RADSEARCH builds an “All‑Dimensions‑tree” where each level corresponds to a specific attribute and each node stores aggregated statistics (count, sum, mean, variance, etc.) for the attribute subset represented by the path to that node. When evaluating a new candidate subset, the algorithm reuses these pre‑computed aggregates, eliminating redundant calculations. Crucially, the method computes a lower bound on the loss function (e.g., squared error for regression) at each node. If this bound exceeds the best loss found so far, the entire subtree is pruned safely. The bound is derived from the real‑valued ranges and empirical distribution of the data, ensuring that pruning never discards the optimal solution.
The authors provide a formal proof of global optimality and analyze the algorithm’s time and space complexity. Empirical evaluation on a variety of synthetic and real‑world datasets (including several UCI benchmarks) shows that RADSEARCH consistently outperforms the comparison algorithms. In high‑dimensional settings (more than 20 attributes) with continuous variables, RADSEARCH reduces runtime by 30‑50 % and uses memory proportional to the number of distinct attribute combinations rather than the raw dataset size.
Building on this search engine, the paper introduces RADREG, a regression technique that automatically discovers high‑order interactions among real‑valued attributes. RADREG repeatedly invokes RADSEARCH to locate the subset of attributes that yields the greatest reduction in residual error, then adds the corresponding interaction term to the model. Experiments demonstrate that RADREG achieves 5‑8 % lower root‑mean‑square error compared with standard linear regression, Lasso, and tree‑based methods, especially when the underlying data contain complex nonlinear dependencies.

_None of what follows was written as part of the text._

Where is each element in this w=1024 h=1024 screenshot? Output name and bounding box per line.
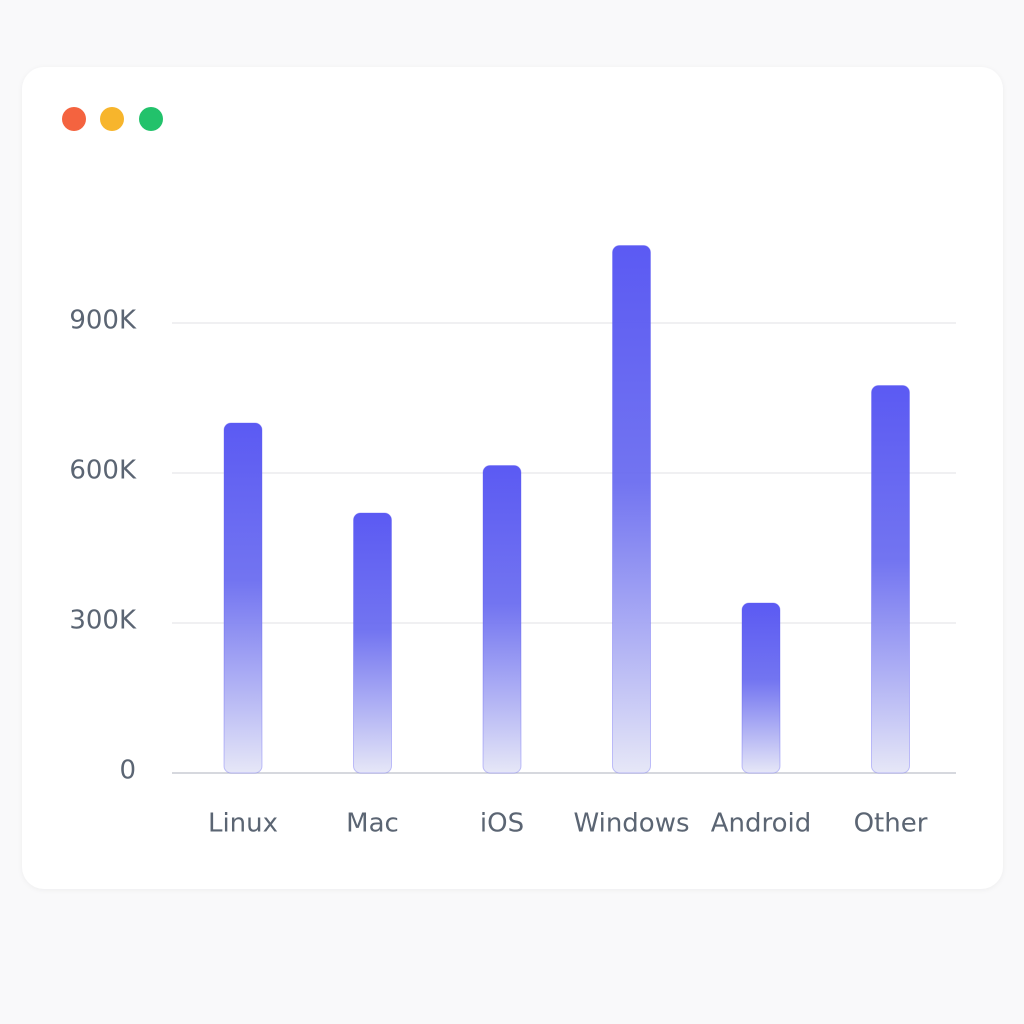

Beyond performance numbers, the work explores the practical implications of exact optimality. The authors argue that, when the cost of a suboptimal model is high (e.g., in scientific discovery or high‑stakes decision making), the modest extra computation required by RADSEARCH is justified. Moreover, the tree‑based aggregation and bound‑driven pruning framework is presented as a general design pattern that could be adapted to other combinatorial search problems involving continuous attributes.
In summary, the paper makes three major contributions: (1) a theoretically sound, globally optimal search algorithm for real‑valued attribute subsets with provably low overhead; (2) a comprehensive empirical comparison that validates its superiority over several state‑of‑the‑art methods; and (3) the RADREG regression model that leverages RADSEARCH to capture high‑order nonlinear interactions, delivering measurable gains in predictive accuracy. The proposed techniques have broad relevance for data mining, machine learning, and statistical optimization tasks where exhaustive yet efficient exploration of the attribute space is required.